Underfire Jah Prayzah Expected To Return Award

Underfire Jah Prayzah Expected To Return Award

Contemporary singer Jah Prayzah is under fire from all quarters after he was exposed as a copycat. There have been calls on the social media for the “Tsviriyo” singer to do the honourable thing and return the NAMA award to the National Arts Council of Zimbabwe. Jah Prayzah won the National Arts Merit Awards for Outstanding Video for “Mwanasikana” the song which is at the centre of controversy.

This came to light last week after an online publication blew the whistle and the subsequent article carried in The Herald Entertainment in which the lanky singer admitted to stealing a song called “Samini” by a Ghanaian pop star — Emmanuel Samini.

Not only did Jah Prayzah use some interpolations but he copied and pasted both the melody and the beat while replacing some of the original lyrics with Shona words.

In an interview with The Herald Entertainment Jah Prayzah did not show any signs of remorse but instead professed ignorance about the copyright laws and intellectual property rights.

“I was watching an African movie and I enjoyed the soundtrack. I did not know it was a released song. I just thought it was a track made for the movie. The beat was good and I was tempted to use it on one of my songs,” he said.

He also claimed he did not know the composer of the song until recently.

“I did not know about Samini and I did not know it was his song until a friend sent me a link of the track recently. He just told me to check the similarities between the songs and I realised it was the same track used it the African movie.”

The NACZ deputy director Nicholas Moyo said he was unaware of the story but admitted that it was a rare occurrence before saying the mother body would take appropriate action.

“I have not been in office since last week and I am not aware of that issue. Perhaps it was discussed while I was away. Since it is a rare occurrence I would like to think that appropriate action will be taken,” he said.

Asked to comment whether he would return the award or not, Jah Prayzah declined to comment.

“I am not going to say anything on that issue. You can go ahead and write whatever you want. In fact, why don’t you come to our offices and have a copy of my new DVD and see if there is anything to write,” he said.

However, it is not only Jah Prayzah who has done the unthinkable. There are several artistes who like Jah Prayzah thought they had created new music when in fact they had forgotten where they heard it before.
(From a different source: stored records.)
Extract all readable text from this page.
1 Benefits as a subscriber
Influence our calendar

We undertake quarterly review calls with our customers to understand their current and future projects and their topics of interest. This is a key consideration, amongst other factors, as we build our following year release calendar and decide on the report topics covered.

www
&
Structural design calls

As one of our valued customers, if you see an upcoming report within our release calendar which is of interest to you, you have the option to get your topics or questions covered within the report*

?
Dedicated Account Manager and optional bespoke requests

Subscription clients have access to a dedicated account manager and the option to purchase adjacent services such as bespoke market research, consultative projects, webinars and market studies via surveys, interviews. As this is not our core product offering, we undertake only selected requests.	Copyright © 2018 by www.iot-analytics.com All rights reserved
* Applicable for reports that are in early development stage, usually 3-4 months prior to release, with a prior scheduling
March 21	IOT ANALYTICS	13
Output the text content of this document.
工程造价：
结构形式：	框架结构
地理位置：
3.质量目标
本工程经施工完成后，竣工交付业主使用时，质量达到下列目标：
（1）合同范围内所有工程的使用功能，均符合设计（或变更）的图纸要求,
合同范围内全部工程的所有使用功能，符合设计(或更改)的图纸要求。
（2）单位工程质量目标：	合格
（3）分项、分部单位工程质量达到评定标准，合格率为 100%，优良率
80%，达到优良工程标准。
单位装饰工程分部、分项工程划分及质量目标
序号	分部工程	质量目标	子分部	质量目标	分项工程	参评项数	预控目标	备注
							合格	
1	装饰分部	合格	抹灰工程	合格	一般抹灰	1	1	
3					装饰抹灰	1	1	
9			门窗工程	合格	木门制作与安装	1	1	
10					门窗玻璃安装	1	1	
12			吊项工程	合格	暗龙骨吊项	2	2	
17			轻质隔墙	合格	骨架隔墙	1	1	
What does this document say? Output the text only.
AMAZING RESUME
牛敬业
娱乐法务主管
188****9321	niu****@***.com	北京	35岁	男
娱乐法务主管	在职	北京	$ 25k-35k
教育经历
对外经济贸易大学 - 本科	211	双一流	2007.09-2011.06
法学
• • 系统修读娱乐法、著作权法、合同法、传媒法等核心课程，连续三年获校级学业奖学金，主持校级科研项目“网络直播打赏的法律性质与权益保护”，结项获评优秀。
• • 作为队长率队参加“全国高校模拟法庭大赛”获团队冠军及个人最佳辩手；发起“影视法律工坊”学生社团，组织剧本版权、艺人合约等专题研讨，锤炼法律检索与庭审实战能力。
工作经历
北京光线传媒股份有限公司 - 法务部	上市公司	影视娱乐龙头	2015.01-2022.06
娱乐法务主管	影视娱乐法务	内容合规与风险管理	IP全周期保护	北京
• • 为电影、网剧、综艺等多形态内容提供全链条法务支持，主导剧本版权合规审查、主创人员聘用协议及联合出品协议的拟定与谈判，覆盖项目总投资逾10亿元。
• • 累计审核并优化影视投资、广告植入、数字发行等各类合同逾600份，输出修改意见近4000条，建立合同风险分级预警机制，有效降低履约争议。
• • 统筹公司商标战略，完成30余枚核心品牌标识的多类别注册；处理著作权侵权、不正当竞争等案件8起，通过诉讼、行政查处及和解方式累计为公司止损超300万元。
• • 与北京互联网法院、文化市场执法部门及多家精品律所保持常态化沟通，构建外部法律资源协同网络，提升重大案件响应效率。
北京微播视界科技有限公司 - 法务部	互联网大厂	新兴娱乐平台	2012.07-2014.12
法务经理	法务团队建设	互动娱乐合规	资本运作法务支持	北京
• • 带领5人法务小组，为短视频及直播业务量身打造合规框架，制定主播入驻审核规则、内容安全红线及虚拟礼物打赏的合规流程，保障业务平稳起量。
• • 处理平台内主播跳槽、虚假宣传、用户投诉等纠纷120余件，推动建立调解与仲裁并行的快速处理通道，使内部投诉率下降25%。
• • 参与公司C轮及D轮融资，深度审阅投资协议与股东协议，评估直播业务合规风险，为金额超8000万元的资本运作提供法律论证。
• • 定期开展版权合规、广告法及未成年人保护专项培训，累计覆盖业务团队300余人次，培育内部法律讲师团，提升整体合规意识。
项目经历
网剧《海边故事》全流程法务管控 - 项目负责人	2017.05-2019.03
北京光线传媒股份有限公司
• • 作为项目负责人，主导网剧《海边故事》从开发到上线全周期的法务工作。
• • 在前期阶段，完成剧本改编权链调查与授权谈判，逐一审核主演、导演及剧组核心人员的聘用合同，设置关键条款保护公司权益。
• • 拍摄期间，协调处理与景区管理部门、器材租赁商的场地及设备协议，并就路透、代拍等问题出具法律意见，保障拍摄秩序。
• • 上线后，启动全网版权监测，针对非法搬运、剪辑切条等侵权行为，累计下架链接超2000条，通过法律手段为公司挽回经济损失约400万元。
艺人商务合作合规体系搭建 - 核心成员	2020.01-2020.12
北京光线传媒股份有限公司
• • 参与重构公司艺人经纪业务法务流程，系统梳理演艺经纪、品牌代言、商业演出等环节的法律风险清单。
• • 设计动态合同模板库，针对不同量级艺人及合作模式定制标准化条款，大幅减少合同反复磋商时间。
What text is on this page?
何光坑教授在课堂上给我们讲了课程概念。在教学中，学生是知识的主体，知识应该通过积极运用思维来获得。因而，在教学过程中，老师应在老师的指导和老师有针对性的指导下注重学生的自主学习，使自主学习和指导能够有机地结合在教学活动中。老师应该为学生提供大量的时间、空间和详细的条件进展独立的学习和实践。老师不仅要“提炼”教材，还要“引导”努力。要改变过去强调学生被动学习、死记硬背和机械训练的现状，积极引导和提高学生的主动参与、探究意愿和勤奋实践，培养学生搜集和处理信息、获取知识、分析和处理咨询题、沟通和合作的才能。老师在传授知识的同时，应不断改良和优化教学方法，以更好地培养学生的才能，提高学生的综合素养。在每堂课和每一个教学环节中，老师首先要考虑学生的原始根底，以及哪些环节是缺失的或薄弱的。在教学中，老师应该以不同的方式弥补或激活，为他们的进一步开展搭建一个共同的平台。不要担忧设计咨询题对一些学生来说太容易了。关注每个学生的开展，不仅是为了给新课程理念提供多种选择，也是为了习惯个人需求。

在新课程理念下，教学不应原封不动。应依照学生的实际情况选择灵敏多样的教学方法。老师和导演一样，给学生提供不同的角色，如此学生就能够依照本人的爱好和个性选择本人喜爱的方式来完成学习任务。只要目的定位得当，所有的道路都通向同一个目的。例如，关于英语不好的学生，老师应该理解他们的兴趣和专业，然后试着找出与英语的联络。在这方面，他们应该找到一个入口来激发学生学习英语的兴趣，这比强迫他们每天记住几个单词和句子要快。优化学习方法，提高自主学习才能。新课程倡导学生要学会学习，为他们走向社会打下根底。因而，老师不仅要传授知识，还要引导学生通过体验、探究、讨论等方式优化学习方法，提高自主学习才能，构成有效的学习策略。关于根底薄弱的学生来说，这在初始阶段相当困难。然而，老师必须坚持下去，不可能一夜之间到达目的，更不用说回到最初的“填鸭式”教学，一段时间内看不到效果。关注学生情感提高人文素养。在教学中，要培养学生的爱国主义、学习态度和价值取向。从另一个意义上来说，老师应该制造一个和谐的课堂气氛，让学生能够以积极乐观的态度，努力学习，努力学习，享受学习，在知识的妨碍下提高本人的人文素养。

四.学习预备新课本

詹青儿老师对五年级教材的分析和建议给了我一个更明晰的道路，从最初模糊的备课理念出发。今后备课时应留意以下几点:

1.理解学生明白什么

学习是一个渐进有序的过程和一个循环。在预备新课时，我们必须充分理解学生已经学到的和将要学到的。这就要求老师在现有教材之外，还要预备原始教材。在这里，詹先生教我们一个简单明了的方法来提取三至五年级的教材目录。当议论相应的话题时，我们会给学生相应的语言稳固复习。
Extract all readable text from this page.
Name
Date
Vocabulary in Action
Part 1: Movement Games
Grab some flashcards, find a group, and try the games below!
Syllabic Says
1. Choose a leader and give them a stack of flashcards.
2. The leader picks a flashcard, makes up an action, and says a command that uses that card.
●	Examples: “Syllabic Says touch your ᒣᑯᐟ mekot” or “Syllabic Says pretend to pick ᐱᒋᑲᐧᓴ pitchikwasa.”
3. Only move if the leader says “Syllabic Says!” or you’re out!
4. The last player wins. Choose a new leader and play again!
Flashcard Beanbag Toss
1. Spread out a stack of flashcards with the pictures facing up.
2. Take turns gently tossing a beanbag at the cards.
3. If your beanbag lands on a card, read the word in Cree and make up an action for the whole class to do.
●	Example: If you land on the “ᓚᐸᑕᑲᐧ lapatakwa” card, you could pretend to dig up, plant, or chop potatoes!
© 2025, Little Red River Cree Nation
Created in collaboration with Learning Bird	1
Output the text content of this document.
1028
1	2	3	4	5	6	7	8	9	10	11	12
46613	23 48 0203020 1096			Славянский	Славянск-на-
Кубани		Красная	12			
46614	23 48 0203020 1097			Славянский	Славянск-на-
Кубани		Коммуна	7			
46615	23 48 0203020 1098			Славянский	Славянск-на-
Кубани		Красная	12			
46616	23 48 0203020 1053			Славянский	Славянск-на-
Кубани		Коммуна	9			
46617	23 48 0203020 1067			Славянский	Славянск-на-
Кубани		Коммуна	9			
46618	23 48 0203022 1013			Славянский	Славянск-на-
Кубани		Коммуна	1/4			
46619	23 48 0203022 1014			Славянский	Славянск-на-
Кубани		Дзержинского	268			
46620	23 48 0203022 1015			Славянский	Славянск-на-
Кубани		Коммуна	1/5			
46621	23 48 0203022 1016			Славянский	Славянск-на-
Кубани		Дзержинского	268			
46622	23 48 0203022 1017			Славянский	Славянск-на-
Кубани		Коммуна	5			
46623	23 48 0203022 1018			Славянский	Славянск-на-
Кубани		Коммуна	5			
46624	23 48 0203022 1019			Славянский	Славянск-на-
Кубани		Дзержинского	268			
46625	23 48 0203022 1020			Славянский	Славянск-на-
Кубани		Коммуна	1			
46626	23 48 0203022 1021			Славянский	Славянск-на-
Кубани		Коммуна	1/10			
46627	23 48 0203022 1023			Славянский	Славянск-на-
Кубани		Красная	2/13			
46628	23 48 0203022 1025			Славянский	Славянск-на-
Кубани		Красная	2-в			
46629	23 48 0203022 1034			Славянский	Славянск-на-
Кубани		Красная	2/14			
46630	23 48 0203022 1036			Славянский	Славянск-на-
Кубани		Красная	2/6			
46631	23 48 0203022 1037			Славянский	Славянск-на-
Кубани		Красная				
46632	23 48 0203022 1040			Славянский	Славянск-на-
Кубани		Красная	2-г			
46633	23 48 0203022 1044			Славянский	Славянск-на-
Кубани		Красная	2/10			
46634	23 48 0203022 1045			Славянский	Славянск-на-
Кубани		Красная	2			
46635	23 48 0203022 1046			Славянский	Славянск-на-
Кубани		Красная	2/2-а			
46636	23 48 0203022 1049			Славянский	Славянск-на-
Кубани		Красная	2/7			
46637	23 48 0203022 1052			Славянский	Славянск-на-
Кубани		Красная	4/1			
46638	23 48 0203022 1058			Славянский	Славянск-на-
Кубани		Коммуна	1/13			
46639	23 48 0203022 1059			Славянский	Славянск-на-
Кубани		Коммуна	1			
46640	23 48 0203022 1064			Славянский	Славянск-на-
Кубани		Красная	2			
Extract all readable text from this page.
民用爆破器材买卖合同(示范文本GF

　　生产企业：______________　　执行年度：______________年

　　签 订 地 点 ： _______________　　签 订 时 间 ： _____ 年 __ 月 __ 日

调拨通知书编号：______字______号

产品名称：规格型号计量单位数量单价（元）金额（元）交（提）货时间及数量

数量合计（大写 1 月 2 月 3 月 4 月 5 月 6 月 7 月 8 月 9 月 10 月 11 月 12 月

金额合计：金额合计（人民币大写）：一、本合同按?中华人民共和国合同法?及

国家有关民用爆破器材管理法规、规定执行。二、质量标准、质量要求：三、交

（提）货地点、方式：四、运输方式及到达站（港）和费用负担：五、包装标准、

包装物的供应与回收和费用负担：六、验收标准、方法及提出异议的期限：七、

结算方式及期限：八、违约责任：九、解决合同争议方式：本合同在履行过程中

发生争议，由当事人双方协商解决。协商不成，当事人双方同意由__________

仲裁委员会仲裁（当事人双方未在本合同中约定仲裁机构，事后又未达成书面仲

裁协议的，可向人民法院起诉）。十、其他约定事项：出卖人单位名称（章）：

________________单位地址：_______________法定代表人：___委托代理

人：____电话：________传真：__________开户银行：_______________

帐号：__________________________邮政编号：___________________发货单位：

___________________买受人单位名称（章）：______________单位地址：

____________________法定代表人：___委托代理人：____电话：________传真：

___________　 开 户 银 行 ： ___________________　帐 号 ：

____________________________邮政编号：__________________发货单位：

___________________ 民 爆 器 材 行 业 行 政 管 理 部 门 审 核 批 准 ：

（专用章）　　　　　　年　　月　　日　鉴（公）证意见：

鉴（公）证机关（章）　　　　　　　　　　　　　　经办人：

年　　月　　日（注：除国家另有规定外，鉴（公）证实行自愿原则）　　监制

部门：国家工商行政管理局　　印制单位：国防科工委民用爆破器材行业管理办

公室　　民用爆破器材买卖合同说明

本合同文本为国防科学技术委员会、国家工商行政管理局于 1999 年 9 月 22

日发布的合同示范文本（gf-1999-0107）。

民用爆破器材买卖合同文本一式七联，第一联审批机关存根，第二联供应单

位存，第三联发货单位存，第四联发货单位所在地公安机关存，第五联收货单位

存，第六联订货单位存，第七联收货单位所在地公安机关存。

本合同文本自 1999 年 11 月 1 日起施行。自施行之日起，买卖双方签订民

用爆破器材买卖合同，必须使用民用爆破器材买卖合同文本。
Names that quickly come to mind include Suluman Chimbetu’s “Kwedu” that sampled the track “Kajituliza Kasuku” by Les Wenyika, Alick Macheso’s “Mundikumbuke” sampled a track of the same title by Lucias Banda from Malawi and The Thornhill Brothers stole from theme song for a TV series “El Dorado”.

Using samples can be done legally for as long as there is prior agreement with composers, it is only bad when artistes flout the rules thinking that no one will know.

An official from Zimbabwe Music Rights Association said it is illegal to reproduce another artiste’s beat without permission. Artistes who share beats are also expected to share royalties.